Q So it’s a pretty eclectic mix then?

A Not really to be honest. Most people are very rich, white and male, but it is interesting. Just 15pc of Davos members this year will be female. Still, these people really are among those who rule the world and watching them network is an experience in itself. Almost everybody who goes to Davos has a long list of people they want to meet. What makes Davos unusual is having so many powerful people from different disciplines in the same spot for nearly a week.

Q I could do with brushing up my contacts book. How do I bag an invite?

A The simple answer is become rich and famous. You need to be invited and the average cost of attending is estimated at $40,000 (€30,000). Your ticket is around $20k but then you have to include travel, lodging and the helicopter from Zurich  costs about $10,000. Or you could go as a ‘strategic partner’ and pay $500,000 for the pleasure of setting the “intellectual agenda”.

Q Perhaps I’ll just follow the coverage in the ‘Irish Independent’. What will they be talking about anyway?

A The main theme is decided by founder Klaus Schwab and he has picked “income inequality” for this year’s meeting.

Q That’s rich! A load of rich guys talking about income distribution.

A Even the 1pc worry that the 99pc might revolt. Besides, there is a lot of research that suggests that too much income inequality is bad for capitalism. Interestingly, a poll taken before this year’s forum shows that the vast bulk of the uber rich believe capitalism is not working anymore.

Q Any other themes?

A Cyber security and the “lost generation” of young people coming of age in the 2010s who face either unemployment or underemployment.
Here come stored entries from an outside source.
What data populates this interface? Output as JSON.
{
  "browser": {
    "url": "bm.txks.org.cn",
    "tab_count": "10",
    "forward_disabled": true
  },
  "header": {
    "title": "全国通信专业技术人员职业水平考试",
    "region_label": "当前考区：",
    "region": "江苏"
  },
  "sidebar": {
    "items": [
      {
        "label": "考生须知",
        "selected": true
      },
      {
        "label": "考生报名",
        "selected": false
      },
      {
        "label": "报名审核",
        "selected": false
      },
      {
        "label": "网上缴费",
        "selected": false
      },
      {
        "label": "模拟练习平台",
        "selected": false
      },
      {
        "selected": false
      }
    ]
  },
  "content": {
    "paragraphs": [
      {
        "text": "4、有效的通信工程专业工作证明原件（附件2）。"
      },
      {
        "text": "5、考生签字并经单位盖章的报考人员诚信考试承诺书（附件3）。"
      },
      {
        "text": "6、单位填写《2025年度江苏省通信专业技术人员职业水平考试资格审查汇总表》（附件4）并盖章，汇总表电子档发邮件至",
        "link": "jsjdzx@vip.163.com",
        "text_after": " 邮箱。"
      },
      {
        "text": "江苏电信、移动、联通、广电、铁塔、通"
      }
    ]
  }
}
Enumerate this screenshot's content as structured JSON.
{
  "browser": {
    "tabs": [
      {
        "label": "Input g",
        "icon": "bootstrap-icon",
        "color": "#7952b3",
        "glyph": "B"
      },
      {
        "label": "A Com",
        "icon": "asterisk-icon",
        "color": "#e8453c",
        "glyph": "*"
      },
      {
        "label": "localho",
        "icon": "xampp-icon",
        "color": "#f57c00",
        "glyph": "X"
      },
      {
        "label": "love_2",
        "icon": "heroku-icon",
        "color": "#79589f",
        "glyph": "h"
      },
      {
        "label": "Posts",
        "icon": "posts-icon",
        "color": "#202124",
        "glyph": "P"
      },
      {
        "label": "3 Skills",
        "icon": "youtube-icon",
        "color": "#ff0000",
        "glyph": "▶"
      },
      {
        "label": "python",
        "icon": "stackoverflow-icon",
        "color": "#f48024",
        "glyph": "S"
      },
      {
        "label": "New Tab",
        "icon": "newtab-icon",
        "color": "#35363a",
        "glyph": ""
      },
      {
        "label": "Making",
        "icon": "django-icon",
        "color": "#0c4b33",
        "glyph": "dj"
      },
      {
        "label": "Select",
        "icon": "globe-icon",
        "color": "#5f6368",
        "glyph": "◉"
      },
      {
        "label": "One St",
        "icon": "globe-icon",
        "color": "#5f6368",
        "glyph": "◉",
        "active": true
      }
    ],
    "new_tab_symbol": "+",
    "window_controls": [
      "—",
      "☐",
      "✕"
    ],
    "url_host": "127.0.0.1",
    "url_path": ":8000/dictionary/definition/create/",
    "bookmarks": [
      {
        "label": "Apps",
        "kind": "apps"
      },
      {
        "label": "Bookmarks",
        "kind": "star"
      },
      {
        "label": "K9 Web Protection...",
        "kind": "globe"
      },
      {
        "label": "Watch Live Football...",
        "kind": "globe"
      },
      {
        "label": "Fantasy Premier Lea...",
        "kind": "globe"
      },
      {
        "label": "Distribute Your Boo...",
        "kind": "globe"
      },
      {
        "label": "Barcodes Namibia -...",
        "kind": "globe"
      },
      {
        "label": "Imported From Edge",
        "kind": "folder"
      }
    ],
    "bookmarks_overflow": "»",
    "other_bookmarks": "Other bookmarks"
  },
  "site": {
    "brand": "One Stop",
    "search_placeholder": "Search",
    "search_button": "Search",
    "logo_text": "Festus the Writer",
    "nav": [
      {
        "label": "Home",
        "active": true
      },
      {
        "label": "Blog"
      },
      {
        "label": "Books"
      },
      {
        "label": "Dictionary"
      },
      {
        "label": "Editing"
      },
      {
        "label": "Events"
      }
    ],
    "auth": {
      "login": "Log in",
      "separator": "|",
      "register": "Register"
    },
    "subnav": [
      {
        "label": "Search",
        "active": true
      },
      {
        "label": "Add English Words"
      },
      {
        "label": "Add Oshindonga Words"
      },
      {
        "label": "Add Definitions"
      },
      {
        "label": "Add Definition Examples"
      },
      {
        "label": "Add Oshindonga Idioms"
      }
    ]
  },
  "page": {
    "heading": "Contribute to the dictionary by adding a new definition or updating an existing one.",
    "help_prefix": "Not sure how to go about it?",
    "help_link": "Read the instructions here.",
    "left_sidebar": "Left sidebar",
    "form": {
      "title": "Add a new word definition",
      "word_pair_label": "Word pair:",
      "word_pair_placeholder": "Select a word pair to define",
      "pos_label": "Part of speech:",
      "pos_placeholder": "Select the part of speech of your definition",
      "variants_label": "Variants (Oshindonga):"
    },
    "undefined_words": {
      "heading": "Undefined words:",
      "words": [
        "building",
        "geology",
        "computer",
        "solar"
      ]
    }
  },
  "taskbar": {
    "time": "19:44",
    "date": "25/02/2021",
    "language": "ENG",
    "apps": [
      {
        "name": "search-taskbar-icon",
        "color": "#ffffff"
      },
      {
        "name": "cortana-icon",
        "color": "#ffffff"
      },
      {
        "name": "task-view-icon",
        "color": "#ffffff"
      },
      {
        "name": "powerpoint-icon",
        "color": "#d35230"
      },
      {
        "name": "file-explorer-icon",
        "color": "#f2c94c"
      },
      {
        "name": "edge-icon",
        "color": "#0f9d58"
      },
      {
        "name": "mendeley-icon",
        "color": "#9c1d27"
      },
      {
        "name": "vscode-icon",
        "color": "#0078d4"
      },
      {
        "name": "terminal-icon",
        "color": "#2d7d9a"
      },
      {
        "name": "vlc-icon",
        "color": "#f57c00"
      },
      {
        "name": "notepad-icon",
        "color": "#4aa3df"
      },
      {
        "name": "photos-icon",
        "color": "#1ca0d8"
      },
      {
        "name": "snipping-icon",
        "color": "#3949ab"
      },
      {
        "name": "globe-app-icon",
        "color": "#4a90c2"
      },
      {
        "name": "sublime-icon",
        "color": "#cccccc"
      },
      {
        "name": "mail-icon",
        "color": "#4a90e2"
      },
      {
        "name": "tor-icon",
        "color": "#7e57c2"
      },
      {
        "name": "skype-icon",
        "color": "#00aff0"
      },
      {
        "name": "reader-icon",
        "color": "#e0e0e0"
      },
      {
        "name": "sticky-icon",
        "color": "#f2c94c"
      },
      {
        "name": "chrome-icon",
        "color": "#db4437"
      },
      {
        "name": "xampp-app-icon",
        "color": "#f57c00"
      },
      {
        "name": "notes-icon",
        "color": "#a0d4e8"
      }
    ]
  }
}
Business leaders are being told to do more to protect themselves and their companies against a potential cyber attack.

Q And will anything come of all this chatter in the Alps?

A Who knows? The forum has been most effective when it discusses ideas such as free trade – a discussion which ultimately led to the creation of the North American Free Trade Agreement. But who can track the influence of an idea or a chance meeting? One thing is for sure – all these busy people don’t cram themselves into this otherwise obscure ski resort for no reason.